Life has its ups and downs, the economy is cyclical (especially technology's boom and bust cycles), business is feast or famine, what goes around comes around. The older you get, the more you realize that everything about life is a roller-coaster.
This week began with a global market sell-off over fears of an economic recession hitting America. For the record, I don't agree that we're heading for recession. On the other hand, it's not reasonable to believe in a perpetual bull market. That's just not the way it is. What goes up must come down. Maybe not all the way down, but somewhat.
According to Wikipedia(so it must be right), the macroeconomic definition of recession is declining gross domestic product (GDP) for two successive quarters. But these days, the term recession is associated more with declining economic factors, like corporate earnings and employment, for at least a few months.
Any way you define recession, it's common for people to take the opportunity to become depressed. The truth is you're better off looking at tough times as an opportunity, but you're not going to do that just because I say so, are you?
That's okay, go ahead and be miserable. And while you're at it, here are some ideas to help you get by.
Top ten things to do in a recession
10. Catch up on your internet porn. Don't bother paying; you can waste hours a day just checking out the free stuff.
9. Play with your old baseball cards. Or Barbie dolls, GI Joe collection, Star Trek memorabilia, obsolete computer parts, whatever gets you going.
8. Prune your roses. Or your fruit tress, pot plants, whatever. It's therapeutic.
7. Take a tour of hospitals and clinics Britney Spears has been to.
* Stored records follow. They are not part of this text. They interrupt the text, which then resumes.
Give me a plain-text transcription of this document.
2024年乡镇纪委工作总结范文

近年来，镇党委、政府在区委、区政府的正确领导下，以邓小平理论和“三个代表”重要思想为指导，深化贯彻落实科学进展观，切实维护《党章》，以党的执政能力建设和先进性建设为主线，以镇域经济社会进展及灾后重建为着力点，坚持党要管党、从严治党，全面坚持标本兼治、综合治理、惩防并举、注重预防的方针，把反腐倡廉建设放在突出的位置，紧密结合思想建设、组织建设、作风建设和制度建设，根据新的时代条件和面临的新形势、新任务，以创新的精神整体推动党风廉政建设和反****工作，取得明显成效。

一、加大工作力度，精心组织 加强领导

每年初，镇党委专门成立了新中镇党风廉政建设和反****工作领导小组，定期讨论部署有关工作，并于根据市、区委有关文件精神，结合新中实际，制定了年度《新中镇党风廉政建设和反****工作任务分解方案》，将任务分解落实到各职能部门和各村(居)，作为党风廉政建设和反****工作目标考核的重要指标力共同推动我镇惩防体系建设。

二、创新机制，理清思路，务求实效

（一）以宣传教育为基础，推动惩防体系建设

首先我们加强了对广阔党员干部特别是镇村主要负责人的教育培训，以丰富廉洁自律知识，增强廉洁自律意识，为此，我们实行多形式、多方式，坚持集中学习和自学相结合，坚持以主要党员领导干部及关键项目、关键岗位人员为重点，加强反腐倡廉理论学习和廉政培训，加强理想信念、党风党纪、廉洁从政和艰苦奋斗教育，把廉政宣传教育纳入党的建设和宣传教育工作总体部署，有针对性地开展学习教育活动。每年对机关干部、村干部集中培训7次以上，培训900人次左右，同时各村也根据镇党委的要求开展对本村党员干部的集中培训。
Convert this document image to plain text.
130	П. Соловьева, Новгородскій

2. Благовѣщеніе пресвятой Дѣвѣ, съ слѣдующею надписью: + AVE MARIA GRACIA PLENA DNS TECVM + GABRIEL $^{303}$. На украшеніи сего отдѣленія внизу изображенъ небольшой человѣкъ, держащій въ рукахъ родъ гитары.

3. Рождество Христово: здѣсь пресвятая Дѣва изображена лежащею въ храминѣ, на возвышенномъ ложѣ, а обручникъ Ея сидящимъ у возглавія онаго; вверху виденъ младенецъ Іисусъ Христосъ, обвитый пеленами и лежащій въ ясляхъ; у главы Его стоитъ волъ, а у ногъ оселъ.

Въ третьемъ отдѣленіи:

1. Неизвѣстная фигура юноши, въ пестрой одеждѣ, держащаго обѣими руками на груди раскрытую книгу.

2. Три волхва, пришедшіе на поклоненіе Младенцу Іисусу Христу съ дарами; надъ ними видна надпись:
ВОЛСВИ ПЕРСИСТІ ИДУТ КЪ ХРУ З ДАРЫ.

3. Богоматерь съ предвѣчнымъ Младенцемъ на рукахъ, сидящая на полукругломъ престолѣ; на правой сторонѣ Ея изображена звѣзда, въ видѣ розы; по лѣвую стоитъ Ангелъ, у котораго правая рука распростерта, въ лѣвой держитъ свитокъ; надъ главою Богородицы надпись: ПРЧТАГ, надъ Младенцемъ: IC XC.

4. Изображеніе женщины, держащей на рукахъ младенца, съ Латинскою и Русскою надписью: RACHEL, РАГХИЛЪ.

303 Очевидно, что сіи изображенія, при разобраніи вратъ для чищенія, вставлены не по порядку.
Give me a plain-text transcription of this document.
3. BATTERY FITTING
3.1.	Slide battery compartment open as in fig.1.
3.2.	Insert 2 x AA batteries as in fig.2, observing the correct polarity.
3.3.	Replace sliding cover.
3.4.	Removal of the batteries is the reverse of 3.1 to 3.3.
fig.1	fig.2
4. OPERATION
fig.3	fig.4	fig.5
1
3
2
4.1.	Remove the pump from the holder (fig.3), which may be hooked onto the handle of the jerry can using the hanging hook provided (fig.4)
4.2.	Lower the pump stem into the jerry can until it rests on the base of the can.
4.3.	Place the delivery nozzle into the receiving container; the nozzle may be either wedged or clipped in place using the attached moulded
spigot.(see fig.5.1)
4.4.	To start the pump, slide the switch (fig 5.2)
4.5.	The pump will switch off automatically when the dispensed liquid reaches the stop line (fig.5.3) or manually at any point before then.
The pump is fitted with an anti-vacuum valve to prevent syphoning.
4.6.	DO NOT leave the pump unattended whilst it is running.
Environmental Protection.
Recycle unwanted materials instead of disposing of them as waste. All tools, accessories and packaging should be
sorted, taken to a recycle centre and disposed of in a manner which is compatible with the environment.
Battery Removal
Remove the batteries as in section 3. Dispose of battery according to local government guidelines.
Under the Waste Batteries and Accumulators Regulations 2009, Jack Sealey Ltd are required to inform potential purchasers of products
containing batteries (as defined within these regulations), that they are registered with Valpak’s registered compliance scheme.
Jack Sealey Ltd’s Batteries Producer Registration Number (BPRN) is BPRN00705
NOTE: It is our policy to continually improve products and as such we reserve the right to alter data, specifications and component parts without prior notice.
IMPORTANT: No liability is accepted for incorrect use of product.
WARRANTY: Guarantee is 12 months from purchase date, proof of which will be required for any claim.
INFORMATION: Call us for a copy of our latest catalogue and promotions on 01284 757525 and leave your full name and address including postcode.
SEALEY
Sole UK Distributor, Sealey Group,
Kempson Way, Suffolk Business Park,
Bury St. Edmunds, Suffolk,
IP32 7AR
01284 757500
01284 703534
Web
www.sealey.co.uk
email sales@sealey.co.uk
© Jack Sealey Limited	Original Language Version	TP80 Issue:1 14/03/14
That should take at least six months.
6. Visit your family. I mean your entire family. You can mooch off all your aunts, cousins, nephews, everybody, all in exchange for home IT support.
5. Watch every episode of "Friends" - all ten seasons. Chronicle all Jennifer Aniston's hairstyles and Matt Perry's weight changes.
4. Become nocturnal. Since there won't be any work or original TV programming, you won't miss a thing. Just think of the productivity - no traffic, no people, no stress.
3. Introduce yourself to the wife and kids. Who knows, they might actually like you. If not, get divorced. You'll make out better if you're out of work.
2. Start a blog on depression. Think of the audience you can get. Ten percent of the U.S. population is like 30 million people right there.
1. Get back to nature. Live like Bigfoot: hunt and fish for your food, eat with your bare hands, crap in the woods. Really, it's cathartic.
In all seriousness, when recession looms, you might consider my original advice. The best time for starting a new venture or doing something new and exciting with your career or your life is when times are hard and you can't see the light at the end of the tunnel.
I don't know why that is, but I think it has something to do with a natural human tendency to survive and thrive. With all the random crap nature throws at us and all the problems we create for ourselves, we always seem to find a way to get through it.
So, even when you're not feeling very optimistic, trust that you have the ability to persevere and turn things around. All you've got to do is get some perspective and find the ignition switch. Try it, it works.